KANTUNG BERWARNA EMAS  41

(Tien Kumalasari}

 

Bu Candra menundukkan wajahnya. Masih belum masuk dalam angannya, saat menyadari bahwa suaminya mengetahui tentang pak Biso. Dukun yang dimaki-makinya seharian ini karena dianggap menipu,  tapi kemudian dia tak berani protes karena takut disanthet. Karina lah yang menakut-nakutinya.

“Kamu ini sedari tadi diam, tidak mendengar pertanyaan aku, atau tidak mau mendengar. Sekali lagi aku bertanya, siapa laki-laki bernama Biso dan mengapa kamu menemuinya? Angkat wajahmu, jangan menunduk terus begitu. Kamu kan tidak perlu takut kalau memang tidak bersalah, ya kan?”

Bu Candra mengangkat wajahnya, menatap suaminya dengan pandangan ketakutan. Ia kembali menundukkan wajahnya, lalu terkejut ketika sang suami menghardik lebih keras.

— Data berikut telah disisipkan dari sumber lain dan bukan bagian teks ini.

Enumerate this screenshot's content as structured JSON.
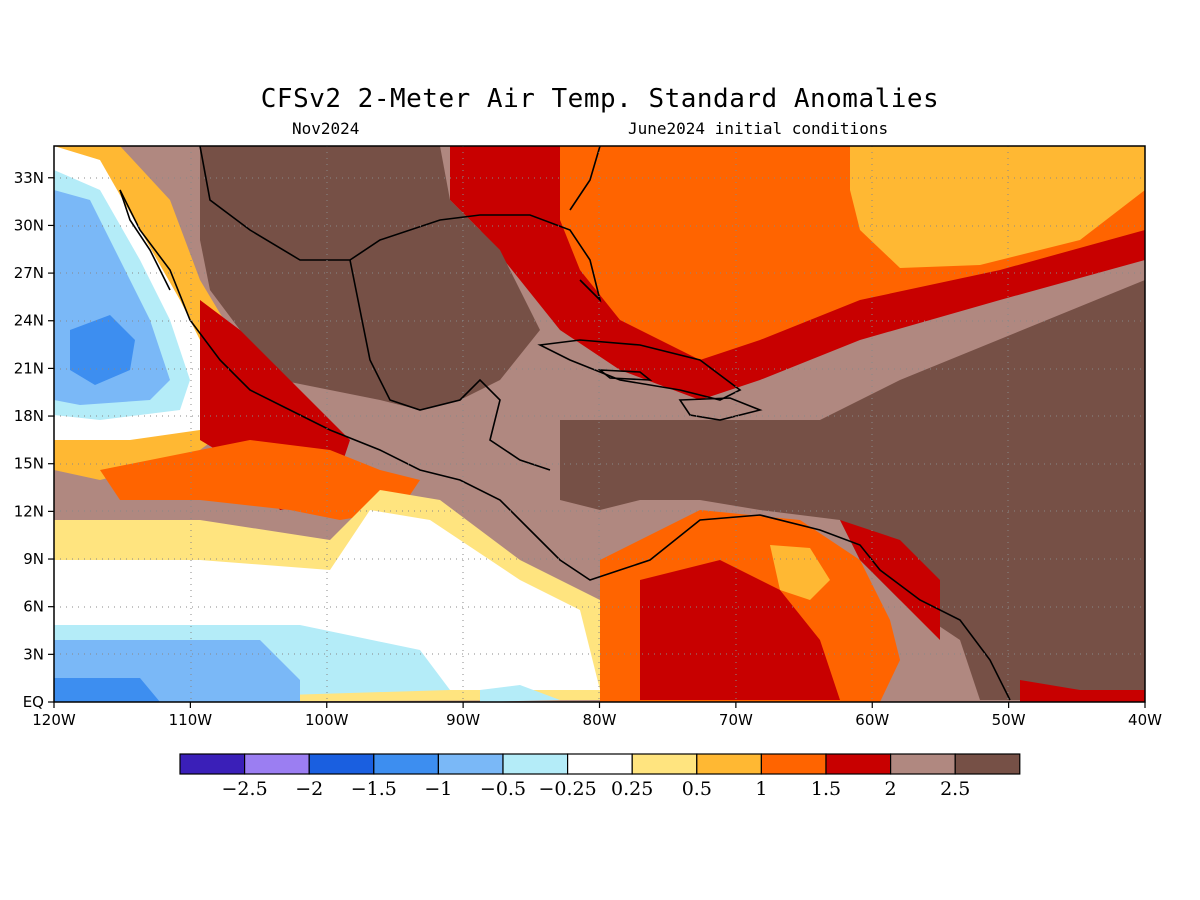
{
  "map": {
    "title": "CFSv2 2-Meter Air Temp. Standard Anomalies",
    "subtitle_left": "Nov2024",
    "subtitle_right": "June2024 initial conditions",
    "lon_range": [
      -120,
      -40
    ],
    "lat_range": [
      0,
      35
    ],
    "grid": "dotted",
    "x_ticks": [
      "120W",
      "110W",
      "100W",
      "90W",
      "80W",
      "70W",
      "60W",
      "50W",
      "40W"
    ],
    "y_ticks": [
      "EQ",
      "3N",
      "6N",
      "9N",
      "12N",
      "15N",
      "18N",
      "21N",
      "24N",
      "27N",
      "30N",
      "33N"
    ]
  },
  "legend": {
    "colors": [
      "#3a1fb8",
      "#9b7ef2",
      "#1a5fe0",
      "#3d8ef0",
      "#7ab8f7",
      "#b4ecf8",
      "#ffffff",
      "#ffe47f",
      "#ffb833",
      "#ff6400",
      "#c80000",
      "#b08880",
      "#765046"
    ],
    "labels": [
      "−2.5",
      "−2",
      "−1.5",
      "−1",
      "−0.5",
      "−0.25",
      "0.25",
      "0.5",
      "1",
      "1.5",
      "2",
      "2.5"
    ]
  }
}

“Siapa Biso, dan kenapa kamu menemui dia?”

“Dia … bukan siapa-siapa …” jawabnya terbata.

“Kenapa kamu menemuinya?”

“Hanya karena kebetulan, pernah kenal, kebetulan bertemu.”

“Oh ya? Mengapa kamu memberinya uang? Lalu pergi berdua, kemana? Aku tidak peduli kalau kamu slingkuh, tapi ini lebih dari itu.”

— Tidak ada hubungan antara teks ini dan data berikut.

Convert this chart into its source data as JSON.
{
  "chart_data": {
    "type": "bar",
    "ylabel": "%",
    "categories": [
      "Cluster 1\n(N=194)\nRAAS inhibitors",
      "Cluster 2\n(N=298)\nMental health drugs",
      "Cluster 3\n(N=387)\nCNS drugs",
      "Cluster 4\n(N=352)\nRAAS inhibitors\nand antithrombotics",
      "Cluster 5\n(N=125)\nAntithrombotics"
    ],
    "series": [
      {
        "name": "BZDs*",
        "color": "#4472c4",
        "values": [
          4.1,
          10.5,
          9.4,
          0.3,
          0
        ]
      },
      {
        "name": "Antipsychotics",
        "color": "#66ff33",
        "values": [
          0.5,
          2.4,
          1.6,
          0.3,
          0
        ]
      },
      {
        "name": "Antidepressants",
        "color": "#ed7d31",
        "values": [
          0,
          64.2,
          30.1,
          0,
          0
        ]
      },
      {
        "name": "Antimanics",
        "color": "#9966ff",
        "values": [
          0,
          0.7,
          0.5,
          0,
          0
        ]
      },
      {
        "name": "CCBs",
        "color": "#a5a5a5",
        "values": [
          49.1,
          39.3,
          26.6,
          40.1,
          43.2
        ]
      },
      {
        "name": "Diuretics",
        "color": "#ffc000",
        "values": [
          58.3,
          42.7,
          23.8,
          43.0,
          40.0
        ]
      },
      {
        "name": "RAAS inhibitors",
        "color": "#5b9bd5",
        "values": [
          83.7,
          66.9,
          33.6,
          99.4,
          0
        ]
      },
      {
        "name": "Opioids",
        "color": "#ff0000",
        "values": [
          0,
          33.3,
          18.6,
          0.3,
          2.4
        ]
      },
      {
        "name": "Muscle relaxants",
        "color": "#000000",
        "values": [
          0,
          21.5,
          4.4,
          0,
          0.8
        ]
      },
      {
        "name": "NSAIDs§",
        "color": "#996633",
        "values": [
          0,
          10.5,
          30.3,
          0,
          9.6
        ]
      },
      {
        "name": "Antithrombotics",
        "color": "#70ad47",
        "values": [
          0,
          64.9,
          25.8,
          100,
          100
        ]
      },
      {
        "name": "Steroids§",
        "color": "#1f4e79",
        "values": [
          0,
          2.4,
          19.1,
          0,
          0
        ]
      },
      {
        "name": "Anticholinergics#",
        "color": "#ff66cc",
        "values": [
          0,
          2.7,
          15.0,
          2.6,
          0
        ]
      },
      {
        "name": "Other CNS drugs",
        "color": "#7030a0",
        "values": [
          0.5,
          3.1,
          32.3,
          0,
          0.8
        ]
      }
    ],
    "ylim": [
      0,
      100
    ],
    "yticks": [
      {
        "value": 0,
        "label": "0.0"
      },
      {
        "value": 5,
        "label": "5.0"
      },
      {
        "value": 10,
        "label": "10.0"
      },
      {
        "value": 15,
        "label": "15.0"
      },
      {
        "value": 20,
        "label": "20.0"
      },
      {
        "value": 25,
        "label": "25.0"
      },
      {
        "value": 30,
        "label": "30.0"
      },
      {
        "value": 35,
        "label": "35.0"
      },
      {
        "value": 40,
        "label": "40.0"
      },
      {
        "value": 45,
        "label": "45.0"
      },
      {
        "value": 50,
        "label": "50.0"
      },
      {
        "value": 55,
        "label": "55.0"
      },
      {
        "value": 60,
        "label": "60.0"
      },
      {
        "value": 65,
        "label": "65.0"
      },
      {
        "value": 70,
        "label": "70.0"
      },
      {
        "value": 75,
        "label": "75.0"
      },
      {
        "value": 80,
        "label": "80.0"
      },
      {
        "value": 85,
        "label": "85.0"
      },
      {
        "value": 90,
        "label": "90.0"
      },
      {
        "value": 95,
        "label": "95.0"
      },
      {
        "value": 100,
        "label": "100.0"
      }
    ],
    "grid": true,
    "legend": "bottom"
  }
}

Bu Candra semakin kaget mendengar tentang uang yang diberikan. Kenapa dia bisa tahu?

“Jawab. Lalu kamu bohong dengan mengatakan bahwa kamu kecopetan, ya kan?”

“Maaf.”

“Maaf untuk yang mana? Yang pura-pura kecopetan atau yang punya maksud buruk dengan menemui dukun itu?”

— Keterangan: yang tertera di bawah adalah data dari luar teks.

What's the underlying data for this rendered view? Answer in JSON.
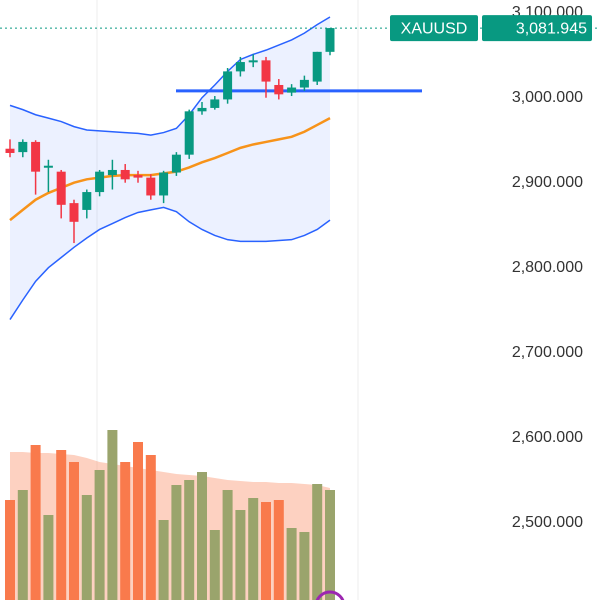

Bu Candra benar-benar gemetar. Suaminya tahu semuanya. Tentang Biso, tentang uang yang diberikan, bahkan bahwa Biso adalah dukun? Apa dia juga tahu apa yang dilakukannya di rumah dan apa maksudnya?

“Aku tidak punya banyak waktu untuk kamu, karena pekerjaan aku banyak. Tapi aku butuh kepastian. Untuk itu, aku minta kamu bicara terus terang, apa yang kamu lakukan dengan menemui dukun itu. Kamu ingin menyanthet seseorang? Ah, ya … bau tidak enak yang tercium pagi tadi, bahkan di kamar anak-anak, apa ada hubungannya dengan Biso si dukun itu?”

Bu Candra gemetar yang benar-benar gemetar, sampai-sampai pak Candra melihat tangan dan kakinya yang menampakkan hal itu.

“Aku hitung sampai tiga, ada dua pilihan untuk kamu. Mengatakan terus terang tentang semuanya, atau aku lapor polisi supaya polisi yang memaksa kamu bicara,” ancam pak Candra.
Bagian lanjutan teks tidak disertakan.